Question

A particle of mass m is attached to three springs A, B and C of equal force constants k as shown in figure (12-E6). If the particle is pushed slightly against the spring C and released, find the time period of oscillation.

Answer 1

(a) Suppose the particle is pushed lightly against the spring 'C' through displacement 'x'.

Total resultant force on the particle is kx.

Due to spring C and $\frac{kx}{2}$ due to spring A and B.

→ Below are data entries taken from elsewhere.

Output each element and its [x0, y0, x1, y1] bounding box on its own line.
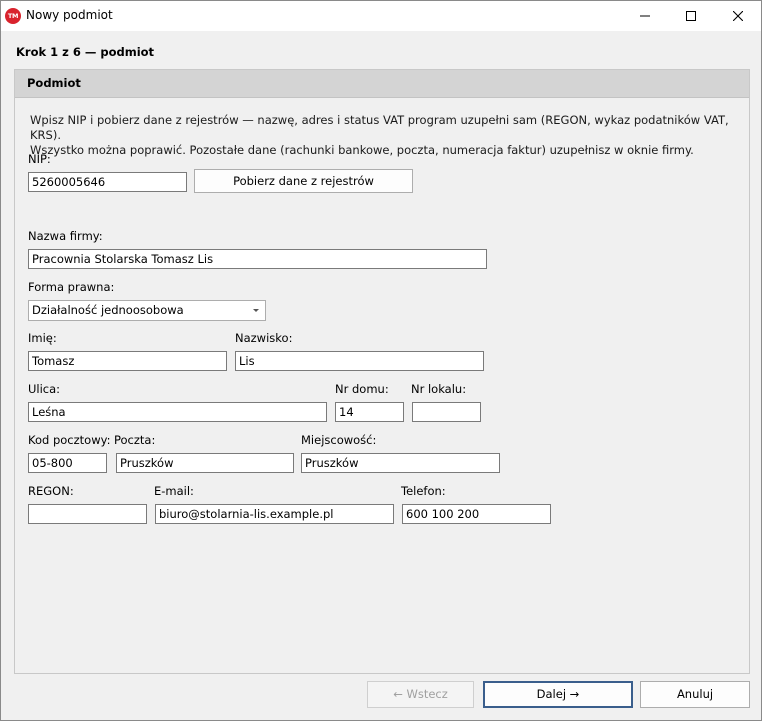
chevron-down-icon — [253, 309, 259, 312]
panel-header: Podmiot — [15, 70, 749, 98]
maximize-button[interactable] — [668, 1, 714, 31]
close-icon — [733, 11, 743, 21]
first-name-input[interactable] — [28, 351, 227, 371]
maximize-icon — [686, 11, 696, 21]
info-text: Wpisz NIP i pobierz dane z rejestrów — n… — [30, 113, 730, 158]
house-number-label: Nr domu: — [335, 382, 389, 396]
street-input[interactable] — [28, 402, 327, 422]
company-name-label: Nazwa firmy: — [28, 229, 103, 243]
phone-input[interactable] — [402, 504, 551, 524]
postal-code-label: Kod pocztowy: — [28, 433, 111, 447]
minimize-button[interactable] — [622, 1, 668, 31]
regon-label: REGON: — [28, 484, 74, 498]
postal-code-input[interactable] — [28, 453, 107, 473]
city-input[interactable] — [301, 453, 500, 473]
house-number-input[interactable] — [335, 402, 404, 422]
city-label: Miejscowość: — [301, 433, 377, 447]
post-office-input[interactable] — [116, 453, 294, 473]
info-line-1: Wpisz NIP i pobierz dane z rejestrów — n… — [30, 113, 729, 142]
street-label: Ulica: — [28, 382, 61, 396]
apartment-number-input[interactable] — [412, 402, 481, 422]
email-label: E-mail: — [154, 484, 194, 498]
company-name-input[interactable] — [28, 249, 487, 269]
nip-label: NIP: — [28, 152, 51, 166]
info-line-2: Wszystko można poprawić. Pozostałe dane … — [30, 143, 694, 157]
panel-title: Podmiot — [27, 76, 81, 90]
nip-input[interactable] — [28, 172, 187, 192]
tm-logo-icon: TM — [5, 8, 21, 24]
legal-form-select[interactable]: Działalność jednoosobowa — [28, 300, 266, 321]
email-input[interactable] — [155, 504, 394, 524]
step-title: Krok 1 z 6 — podmiot — [16, 45, 155, 59]
dialog-window: TM Nowy podmiot Krok 1 z 6 — podmiot Pod… — [0, 0, 762, 721]
next-button[interactable]: Dalej → — [483, 681, 633, 708]
regon-input[interactable] — [28, 504, 147, 524]
cancel-button[interactable]: Anuluj — [640, 681, 750, 708]
last-name-input[interactable] — [235, 351, 484, 371]
back-button[interactable]: ← Wstecz — [367, 681, 474, 708]
close-button[interactable] — [715, 1, 761, 31]
post-office-label: Poczta: — [114, 433, 156, 447]
first-name-label: Imię: — [28, 331, 57, 345]
apartment-number-label: Nr lokalu: — [411, 382, 467, 396]
subject-panel: Podmiot Wpisz NIP i pobierz dane z rejes… — [14, 69, 750, 674]
fetch-registry-button[interactable]: Pobierz dane z rejestrów — [194, 169, 413, 193]
last-name-label: Nazwisko: — [235, 331, 293, 345]
minimize-icon — [640, 15, 650, 17]
window-title: Nowy podmiot — [26, 8, 113, 22]
legal-form-value: Działalność jednoosobowa — [32, 303, 184, 317]
phone-label: Telefon: — [401, 484, 446, 498]
legal-form-label: Forma prawna: — [28, 280, 115, 294]
title-bar[interactable]: TM Nowy podmiot — [1, 1, 761, 31]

$\therefore$ Total Rsultant force

$=kx+\sqrt{{\left(\frac{kx}{\sqrt{2}}\right)}^2+{\left(\frac{kx}{\sqrt{2}}\right)}^2}$

$=kx+kx=2kx$

Acceleration $=\frac{2kx}{m}$

Time period $=2\pi \sqrt{\frac{\text{Displacement}}{\text{Acceleration}}}$

$=2\pi \sqrt{\frac{x}{2kx/m}}$

$=2\pi \sqrt{\frac{m}{2k}}$

[Cause : When the body pushed against 'C' the spring C, tries to pull the block XL. At that moment the spring A and B tries to pull the block with force $\frac{kx}{\sqrt{2}}$ and $\frac{kx}{\sqrt{2}}$ respectively towards xy and xz respectively. So the total force on the block is due to the spring force 'C' as well as the component of two spring force A and B ].